La ville de Zarzis n’a jamais connu une paralysie pareille qui a duré cinq jours si on compte samedi et dimanche. Les fonctionnaires et les employés de la PTT et de la municipalité ont organisé un sit-in de trois jours, devant leurs lieux de travail. Les agents de la Steg s’ajoutent à eux. Les distributeurs des bouteilles de gaz font de même et par conséquent les taxis se trouvent immobilisés, l’essence étant chère, selon eux. Les restaurateurs et les pâtissiers ne peuvent cuisiner et ferment leurs portes. 

Tout cela, semble-t-il, pour faire pression sur le gouvernement et créer une ambiance malsaine.

En outre, le mauvais temps qui a sévi durant cette période a contraint les marins-pêcheurs à prendre le risque de s’aventurer en mer. Autant dire que plusieurs secteurs vitaux compliquent ainsi la vie des citoyens à Zarzis, sans oublier la pénurie des produits alimentaires subventionnés par l’Etat et introuvables dans le marché.

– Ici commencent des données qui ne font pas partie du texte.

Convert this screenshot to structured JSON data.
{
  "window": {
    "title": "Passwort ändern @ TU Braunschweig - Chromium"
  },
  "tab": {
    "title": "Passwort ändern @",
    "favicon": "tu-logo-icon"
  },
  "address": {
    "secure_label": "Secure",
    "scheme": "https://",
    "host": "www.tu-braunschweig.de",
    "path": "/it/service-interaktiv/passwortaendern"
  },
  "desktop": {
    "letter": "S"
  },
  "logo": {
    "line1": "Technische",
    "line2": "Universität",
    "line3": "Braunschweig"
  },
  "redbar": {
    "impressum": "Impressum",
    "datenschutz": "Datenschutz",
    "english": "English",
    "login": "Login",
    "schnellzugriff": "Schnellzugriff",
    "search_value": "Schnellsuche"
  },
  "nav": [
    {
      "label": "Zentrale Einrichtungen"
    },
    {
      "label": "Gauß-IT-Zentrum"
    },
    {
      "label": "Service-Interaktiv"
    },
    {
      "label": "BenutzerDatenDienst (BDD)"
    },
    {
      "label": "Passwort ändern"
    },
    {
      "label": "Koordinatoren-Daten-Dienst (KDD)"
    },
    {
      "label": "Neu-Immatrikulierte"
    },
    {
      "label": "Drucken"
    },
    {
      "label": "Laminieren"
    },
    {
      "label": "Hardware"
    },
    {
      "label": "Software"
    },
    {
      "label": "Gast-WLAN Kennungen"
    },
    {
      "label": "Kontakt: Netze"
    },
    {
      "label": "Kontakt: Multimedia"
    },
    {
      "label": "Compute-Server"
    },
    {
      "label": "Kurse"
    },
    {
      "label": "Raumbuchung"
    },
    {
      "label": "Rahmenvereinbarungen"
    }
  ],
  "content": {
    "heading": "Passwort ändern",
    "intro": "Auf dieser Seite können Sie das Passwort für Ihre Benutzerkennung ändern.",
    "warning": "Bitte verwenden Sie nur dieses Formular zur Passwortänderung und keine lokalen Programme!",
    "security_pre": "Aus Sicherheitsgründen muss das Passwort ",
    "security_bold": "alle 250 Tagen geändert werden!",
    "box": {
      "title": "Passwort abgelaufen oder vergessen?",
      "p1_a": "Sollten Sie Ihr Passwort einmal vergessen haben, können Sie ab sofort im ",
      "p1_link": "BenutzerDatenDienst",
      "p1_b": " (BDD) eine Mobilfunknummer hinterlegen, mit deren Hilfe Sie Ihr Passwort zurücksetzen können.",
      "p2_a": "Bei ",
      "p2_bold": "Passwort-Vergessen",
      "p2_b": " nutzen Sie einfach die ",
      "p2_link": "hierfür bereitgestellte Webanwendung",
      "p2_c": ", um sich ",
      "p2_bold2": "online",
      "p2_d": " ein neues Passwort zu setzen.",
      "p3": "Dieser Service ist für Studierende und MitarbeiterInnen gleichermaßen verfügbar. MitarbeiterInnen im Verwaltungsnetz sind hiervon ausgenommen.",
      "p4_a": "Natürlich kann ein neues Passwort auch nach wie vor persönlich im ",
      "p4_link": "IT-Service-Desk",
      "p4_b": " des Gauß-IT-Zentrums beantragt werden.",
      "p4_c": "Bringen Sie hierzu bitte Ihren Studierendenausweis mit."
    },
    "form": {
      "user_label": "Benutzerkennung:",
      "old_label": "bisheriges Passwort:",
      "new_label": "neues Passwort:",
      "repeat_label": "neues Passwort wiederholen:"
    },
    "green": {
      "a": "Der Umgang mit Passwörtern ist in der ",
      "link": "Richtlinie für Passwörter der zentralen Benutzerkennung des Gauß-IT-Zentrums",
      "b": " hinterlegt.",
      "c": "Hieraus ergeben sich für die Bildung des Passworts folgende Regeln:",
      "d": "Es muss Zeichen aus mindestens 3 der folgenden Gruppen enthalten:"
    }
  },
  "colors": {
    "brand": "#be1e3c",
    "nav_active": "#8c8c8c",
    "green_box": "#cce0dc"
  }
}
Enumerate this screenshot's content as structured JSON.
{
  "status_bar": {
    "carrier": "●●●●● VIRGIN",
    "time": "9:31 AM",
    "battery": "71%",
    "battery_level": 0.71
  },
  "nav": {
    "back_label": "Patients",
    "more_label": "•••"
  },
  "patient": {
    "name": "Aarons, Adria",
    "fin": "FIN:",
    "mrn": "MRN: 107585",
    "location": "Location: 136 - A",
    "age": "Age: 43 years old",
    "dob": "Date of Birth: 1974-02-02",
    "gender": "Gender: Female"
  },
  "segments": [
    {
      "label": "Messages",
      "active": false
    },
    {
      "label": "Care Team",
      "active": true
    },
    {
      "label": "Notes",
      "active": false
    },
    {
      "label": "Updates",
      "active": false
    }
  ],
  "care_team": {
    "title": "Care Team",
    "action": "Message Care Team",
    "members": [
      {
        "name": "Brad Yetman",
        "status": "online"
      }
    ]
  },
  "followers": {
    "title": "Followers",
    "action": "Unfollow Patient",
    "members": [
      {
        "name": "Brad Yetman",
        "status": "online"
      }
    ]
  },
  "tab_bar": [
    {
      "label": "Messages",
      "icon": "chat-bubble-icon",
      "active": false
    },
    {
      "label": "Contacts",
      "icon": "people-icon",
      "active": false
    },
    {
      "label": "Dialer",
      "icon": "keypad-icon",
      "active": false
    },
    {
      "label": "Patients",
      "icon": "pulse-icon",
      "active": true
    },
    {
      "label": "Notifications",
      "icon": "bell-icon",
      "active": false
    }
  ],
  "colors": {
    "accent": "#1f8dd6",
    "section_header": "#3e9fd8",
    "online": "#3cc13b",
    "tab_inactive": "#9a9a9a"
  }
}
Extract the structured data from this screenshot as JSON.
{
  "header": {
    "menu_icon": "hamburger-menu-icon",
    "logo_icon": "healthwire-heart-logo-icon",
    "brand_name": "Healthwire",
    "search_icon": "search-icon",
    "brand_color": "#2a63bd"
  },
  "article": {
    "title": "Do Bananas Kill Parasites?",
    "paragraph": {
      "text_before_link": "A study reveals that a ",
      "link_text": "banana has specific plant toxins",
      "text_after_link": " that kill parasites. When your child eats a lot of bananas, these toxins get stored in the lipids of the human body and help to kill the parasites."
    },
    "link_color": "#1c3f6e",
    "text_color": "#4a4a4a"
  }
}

Malgré cela, les vrais patriotes tiennent bon. Ils savent qu’il s’agit d’une période provisoire et que ce n’est pas le moment propice pour observer des grèves. Il faut plutôt consentir des sacrifices au profit de la patrie (travailler en portant un bandeau par exemple). Les grèves et l’anarchie ne mènent nulle part, en temps de crise. Elles font tout simplement couler la barque.